Introduction

This collection of monthly pieces represents a sort of sanitized autobiography and is carefully entitled the Public Confessions. (the Private Confessions will never be written.) Before I wrote the first column, I made a few rules for myself.

I have broken most of these rules in every column I write. My husband features heavily in these pages as a long-suffering but patient man. Bill and Max (dog and cat respectively) appear in later columns more often than I would like, and a quote from a taxi driver called Elias got both me and him in trouble with that Great Man, the ludicrous Jeffrey Archer.

Elias and I got to know each other well as we crossed and re-crossed the Greek island of Skyros, from airport to harbour, in a search for my lost husband. During one journey Elias told me that once he was hired by Jeffrey Archer to drive him, Mary and their guests on a trawl of the Skyrian pottery shops. Apparently, the Great Man has an impressive collection, though it has to be said that not everybody shares his taste. Elias would meet the great man's yacht at the harbour, and off they would go. Naturally I was intrigued and asked what the great Archer was like on his holidays. Elias said, ‘Sue, he talk to me like “dog”.’

I was indignant that Archer could show such disrespect to Elias (who had a genuine university degree, and good manners, unlike Archer).

I felt a prick of unease when I wrote this. When I next returned to Skyros I was astonished to be told by Elias that Archer had rung him from England to complain.

‘I don't care, Sue,’ said Elias, laughing, ‘He is pig.’

I agreed to work for Sainsbury's The Magazine after a delightful dinner at the RAC club with Delia Smith and the editor, Michael Wynn-Jones. I had never met either of them before. All I knew was that they were starting a new magazine and wanted to talk to me about it. My heart sank at the phrase ‘new magazine’.

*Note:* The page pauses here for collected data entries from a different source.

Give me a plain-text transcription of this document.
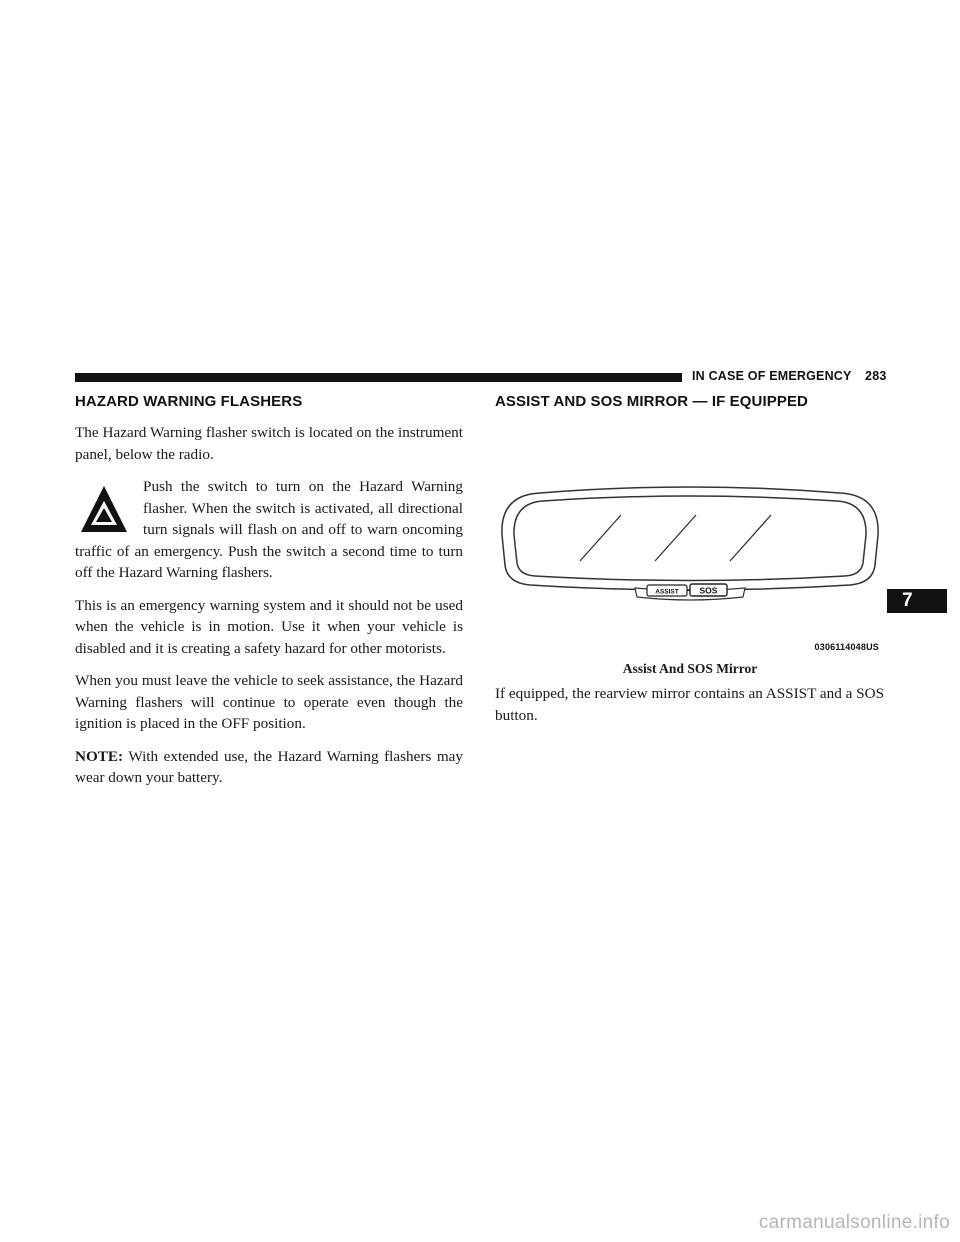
IN CASE OF EMERGENCY 283
HAZARD WARNING FLASHERS

The Hazard Warning flasher switch is located on the instrument panel, below the radio.

Push the switch to turn on the Hazard Warning flasher. When the switch is activated, all directional turn signals will flash on and off to warn oncoming traffic of an emergency. Push the switch a second time to turn off the Hazard Warning flashers.

This is an emergency warning system and it should not be used when the vehicle is in motion. Use it when your vehicle is disabled and it is creating a safety hazard for other motorists.

When you must leave the vehicle to seek assistance, the Hazard Warning flashers will continue to operate even though the ignition is placed in the OFF position.

NOTE: With extended use, the Hazard Warning flashers may wear down your battery.

ASSIST AND SOS MIRROR — IF EQUIPPED
ASSIST SOS
0306114048US
Assist And SOS Mirror

If equipped, the rearview mirror contains an ASSIST and a SOS button.

7
carmanualsonline.info
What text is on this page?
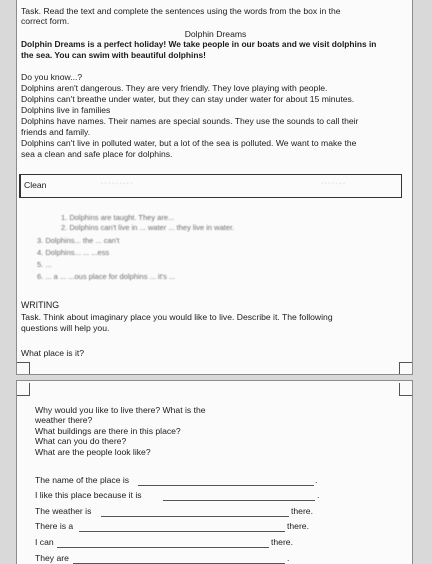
Task. Read the text and complete the sentences using the words from the box in the
correct form.
Dolphin Dreams
Dolphin Dreams is a perfect holiday! We take people in our boats and we visit dolphins in
the sea. You can swim with beautiful dolphins!
Do you know...?
Dolphins aren't dangerous. They are very friendly. They love playing with people.
Dolphins can't breathe under water, but they can stay under water for about 15 minutes.
Dolphins live in families
Dolphins have names. Their names are special sounds. They use the sounds to call their
friends and family.
Dolphins can't live in polluted water, but a lot of the sea is polluted. We want to make the
sea a clean and safe place for dolphins.
Clean	· · · · · · · · ·	· · · · · · ·
1. Dolphins are taught. They are...
2. Dolphins can't live in ... water ... they live in water.
3. Dolphins... the ... can't
4. Dolphins... ... ...ess
5. ...
6. ... a ... ...ous place for dolphins ... it's ...
WRITING
Task. Think about imaginary place you would like to live. Describe it. The following
questions will help you.
What place is it?
Why would you like to live there? What is the
weather there?
What buildings are there in this place?
What can you do there?
What are the people look like?
The name of the place is	.
I like this place because it is	.
The weather is	there.
There is a	there.
I can	there.
They are	.
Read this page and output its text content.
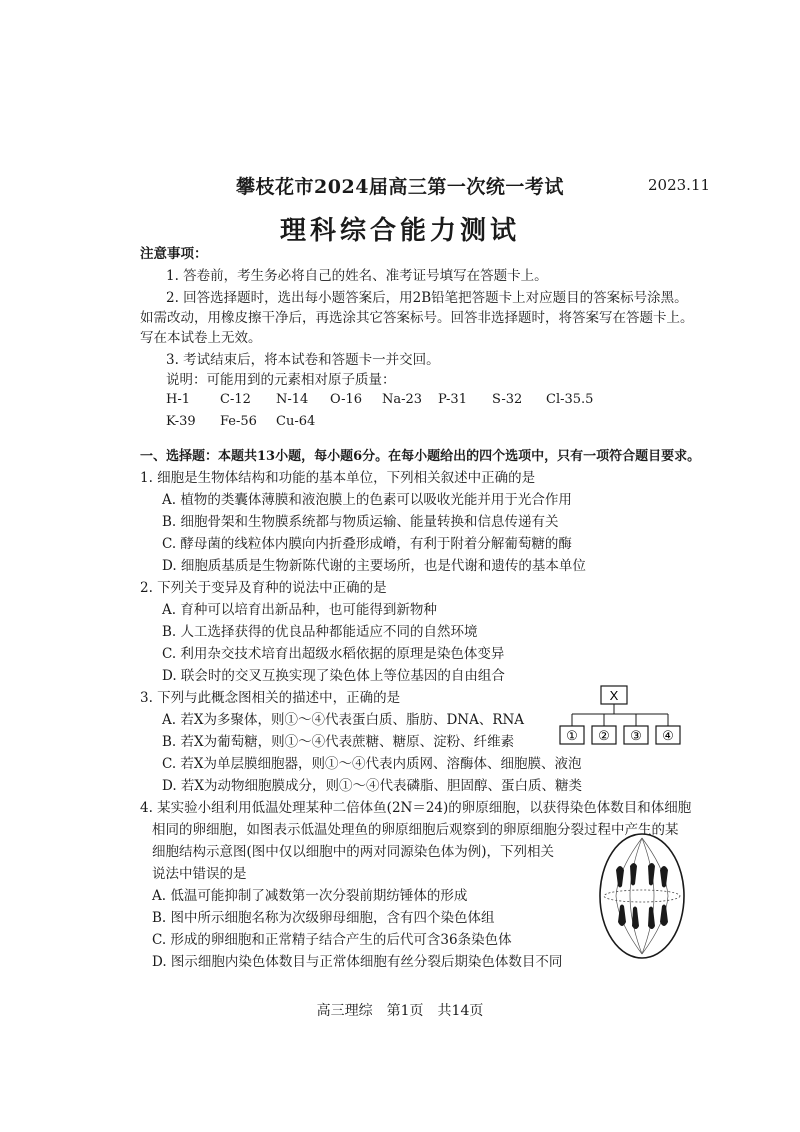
攀枝花市2024届高三第一次统一考试	2023.11
理科综合能力测试
注意事项：
1. 答卷前，考生务必将自己的姓名、准考证号填写在答题卡上。
2. 回答选择题时，选出每小题答案后，用2B铅笔把答题卡上对应题目的答案标号涂黑。
如需改动，用橡皮擦干净后，再选涂其它答案标号。回答非选择题时，将答案写在答题卡上。
写在本试卷上无效。
3. 考试结束后，将本试卷和答题卡一并交回。
说明：可能用到的元素相对原子质量：
H-1 C-12 N-14 O-16 Na-23 P-31 S-32 Cl-35.5
K-39 Fe-56 Cu-64
一、选择题：本题共13小题，每小题6分。在每小题给出的四个选项中，只有一项符合题目要求。
1. 细胞是生物体结构和功能的基本单位，下列相关叙述中正确的是
A. 植物的类囊体薄膜和液泡膜上的色素可以吸收光能并用于光合作用
B. 细胞骨架和生物膜系统都与物质运输、能量转换和信息传递有关
C. 酵母菌的线粒体内膜向内折叠形成嵴，有利于附着分解葡萄糖的酶
D. 细胞质基质是生物新陈代谢的主要场所，也是代谢和遗传的基本单位
2. 下列关于变异及育种的说法中正确的是
A. 育种可以培育出新品种，也可能得到新物种
B. 人工选择获得的优良品种都能适应不同的自然环境
C. 利用杂交技术培育出超级水稻依据的原理是染色体变异
D. 联会时的交叉互换实现了染色体上等位基因的自由组合
3. 下列与此概念图相关的描述中，正确的是
A. 若X为多聚体，则①～④代表蛋白质、脂肪、DNA、RNA
B. 若X为葡萄糖，则①～④代表蔗糖、糖原、淀粉、纤维素
C. 若X为单层膜细胞器，则①～④代表内质网、溶酶体、细胞膜、液泡
D. 若X为动物细胞膜成分，则①～④代表磷脂、胆固醇、蛋白质、糖类
X
① ② ③ ④
4. 某实验小组利用低温处理某种二倍体鱼(2N＝24)的卵原细胞，以获得染色体数目和体细胞
相同的卵细胞，如图表示低温处理鱼的卵原细胞后观察到的卵原细胞分裂过程中产生的某
细胞结构示意图(图中仅以细胞中的两对同源染色体为例)，下列相关
说法中错误的是
A. 低温可能抑制了减数第一次分裂前期纺锤体的形成
B. 图中所示细胞名称为次级卵母细胞，含有四个染色体组
C. 形成的卵细胞和正常精子结合产生的后代可含36条染色体
D. 图示细胞内染色体数目与正常体细胞有丝分裂后期染色体数目不同
高三理综　第1页　共14页
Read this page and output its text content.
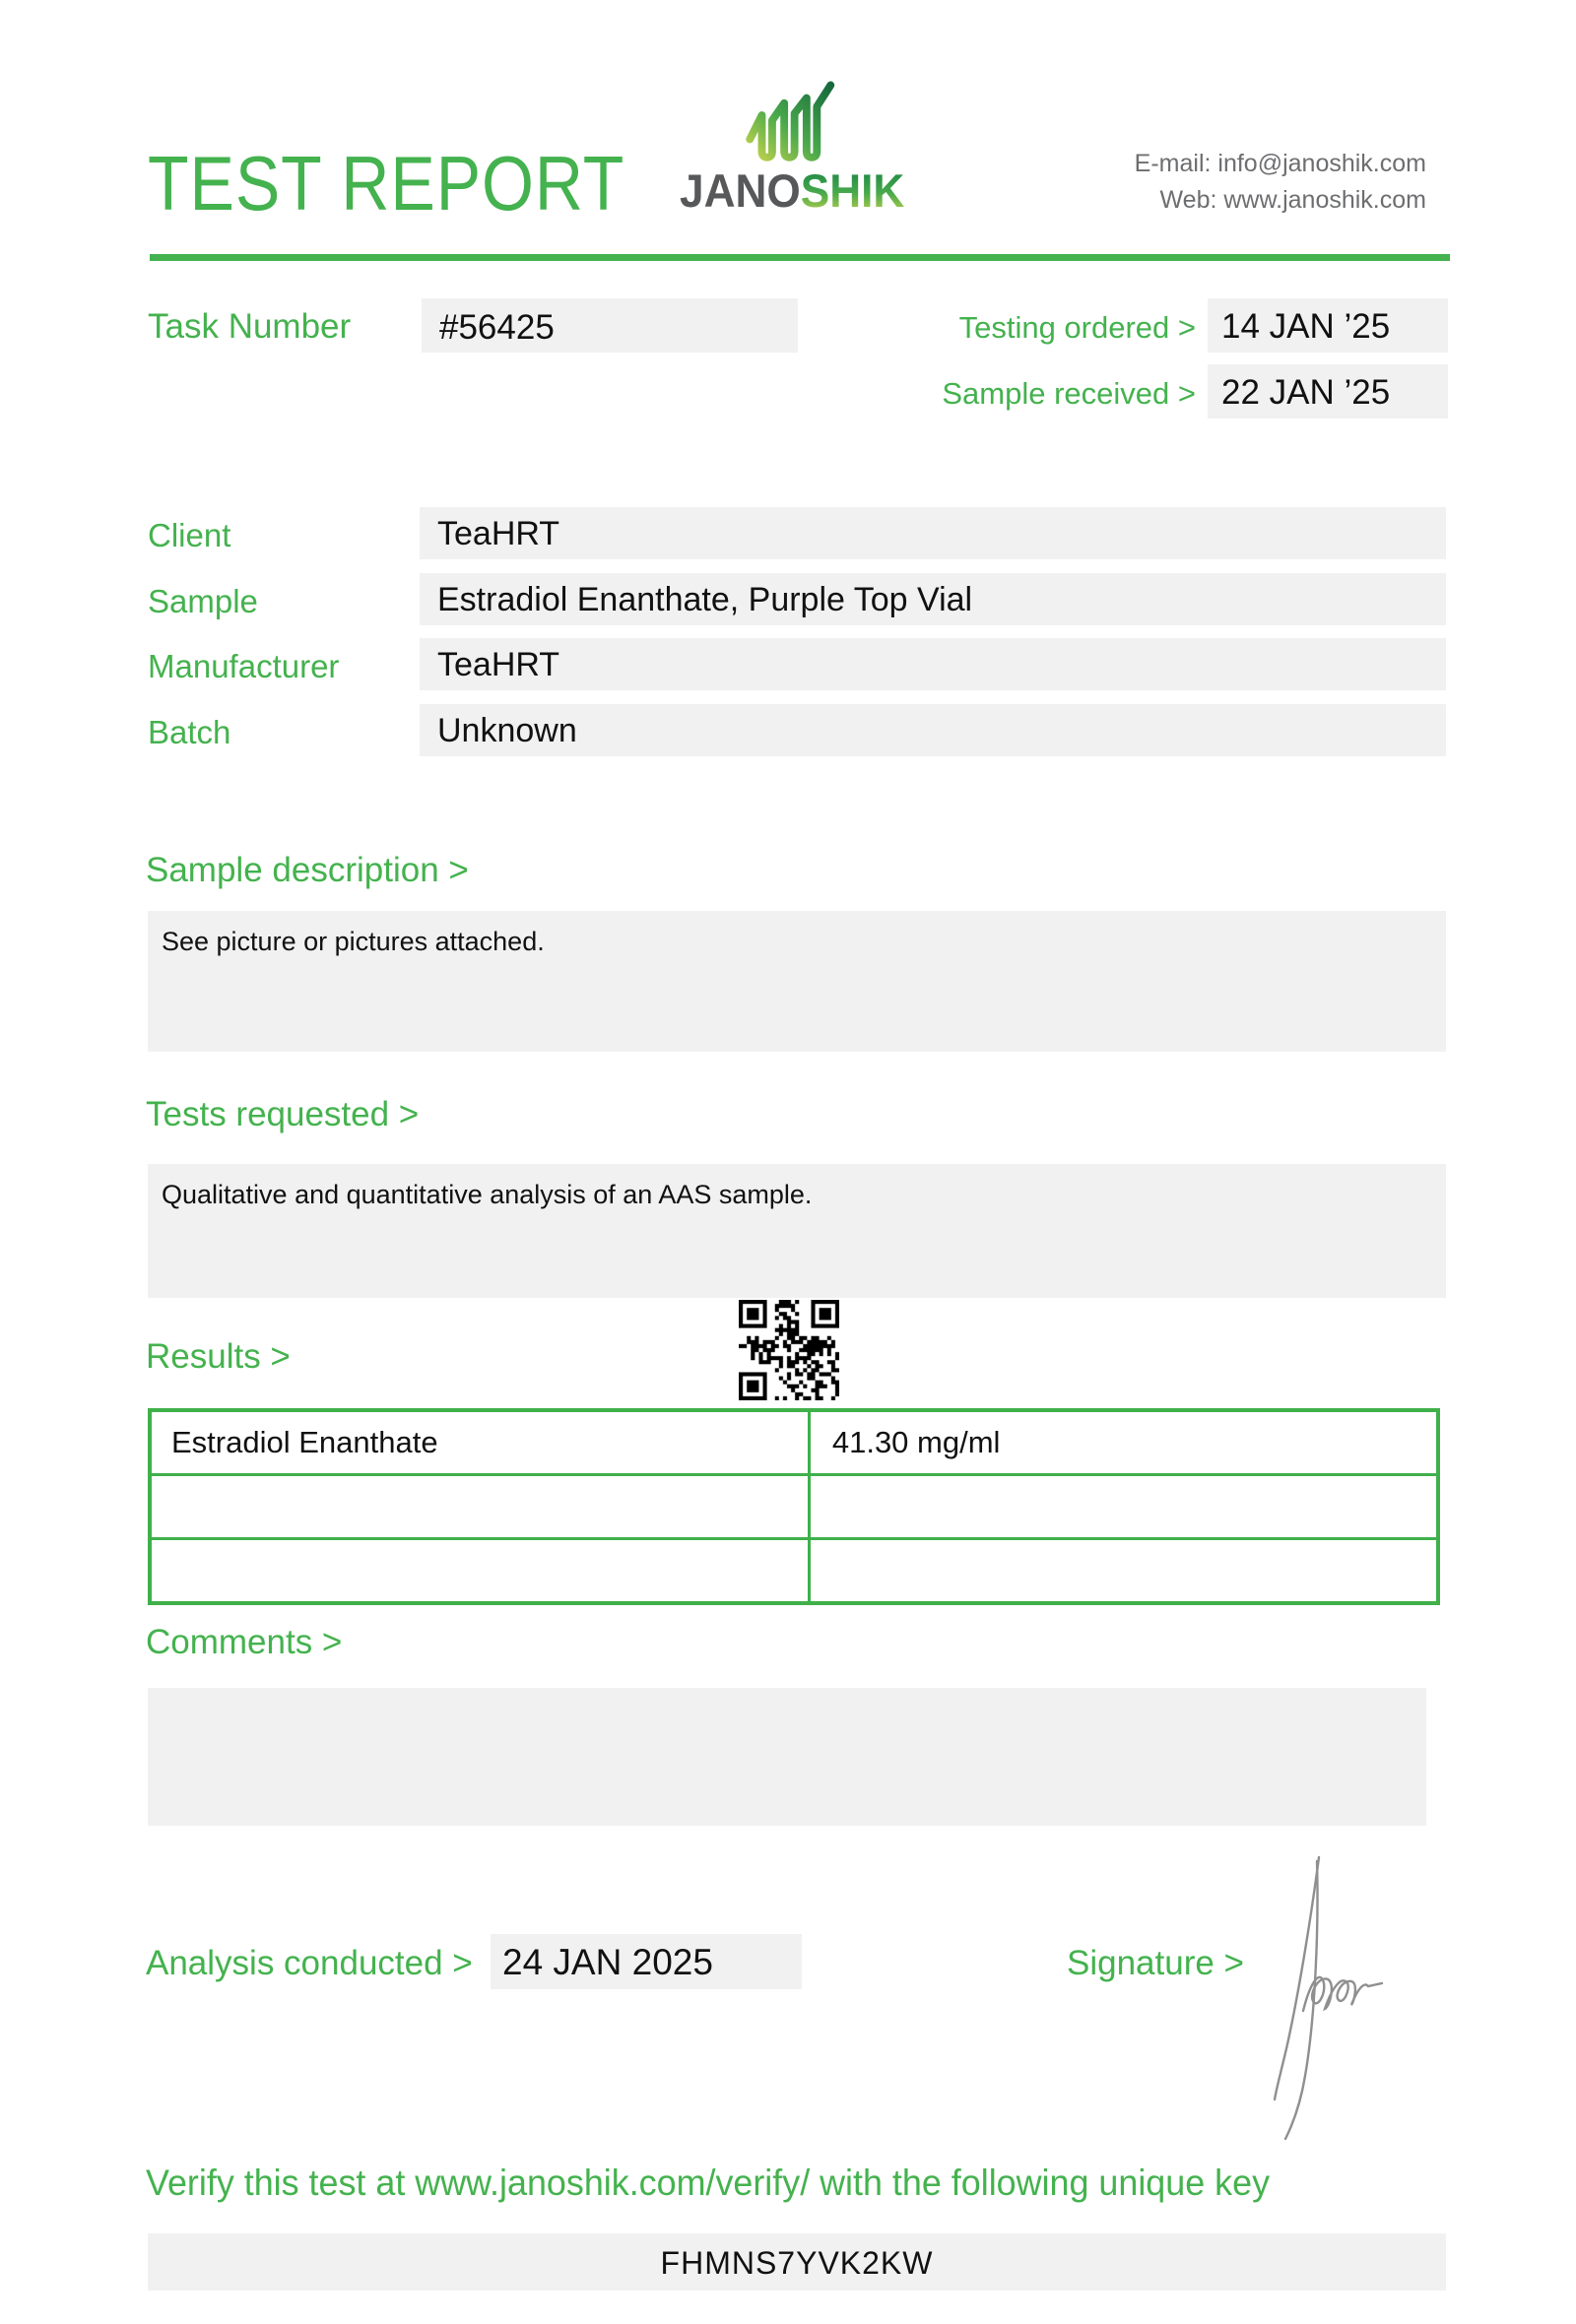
TEST REPORT JANOSHIK
E-mail: info@janoshik.com
Web: www.janoshik.com
Task Number	#56425	Testing ordered > 14 JAN ’25
Sample received > 22 JAN ’25
Client	TeaHRT
Sample	Estradiol Enanthate, Purple Top Vial
Manufacturer	TeaHRT
Batch	Unknown
Sample description >
See picture or pictures attached.
Tests requested >
Qualitative and quantitative analysis of an AAS sample.
Results >
Estradiol Enanthate	41.30 mg/ml

Comments >
Analysis conducted > 24 JAN 2025	Signature >
Verify this test at www.janoshik.com/verify/ with the following unique key
FHMNS7YVK2KW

This innocent-sounding phrase is usually a code. It means give me your hard-earned money, I will ‘invest' it in setting up a publication that nobody wants to read, and after much heartbreak and hard work I will set fire to your money, and cast the burning notes into the wind. Ensuring that you will never see your money again.

There was a great deal of laughter and almost as much liquor. After saying over the soup that I couldn't possibly fit in any more work, I talked myself into it during the main course. I heard myself gush over coffee that I would be delighted to provide them with 800 words a month. 800 words was nothing. I could write them on the train from Leicester to St Pancras, or in the kitchen while I waited for my rock cakes to harden in the oven. I saw myself seated at a pavement café with an elegant notepad and inky pen, honing and polishing 800 wise and witty words.

Forgive me if I larf. These 800 words have mostly been dragged out of me kicking and screaming. (Which reminds me, one of the rules was that I would also avoid clichés, like the plague.)

I don't think I have ever delivered the 800 on time. This is the most disgraceful confession of all. In fact, I have no right to call myself a professional writer. The pros get up early and go to their study. After a moment's thought they type out 800 lucid double-spaced words. After a little light editing this document is sent to the editor with a chirpy comment on a compliments slip. I'm convinced other columnists do not do as I do – lie in bed quaking with fear, gnashing my teeth, telling anyone who will listen (few lately), ‘I can't do it. I've got nothing to write about.’ In my own defence, and on the advice of my live-in therapist, Dr Eagleburger, I should explain that I work under certain restrictions. Magazines with high production values such as Sainsbury's Magazine cannot be thrown together overnight. We are a very long way from the Tortoise Society's news-letter type of thing. My words have to be written three months ahead, so topicality is out and I can't take advantage of national events.

I do hope that you enjoy these pieces. Personally, me, myself, I haven't been able to re-read them again.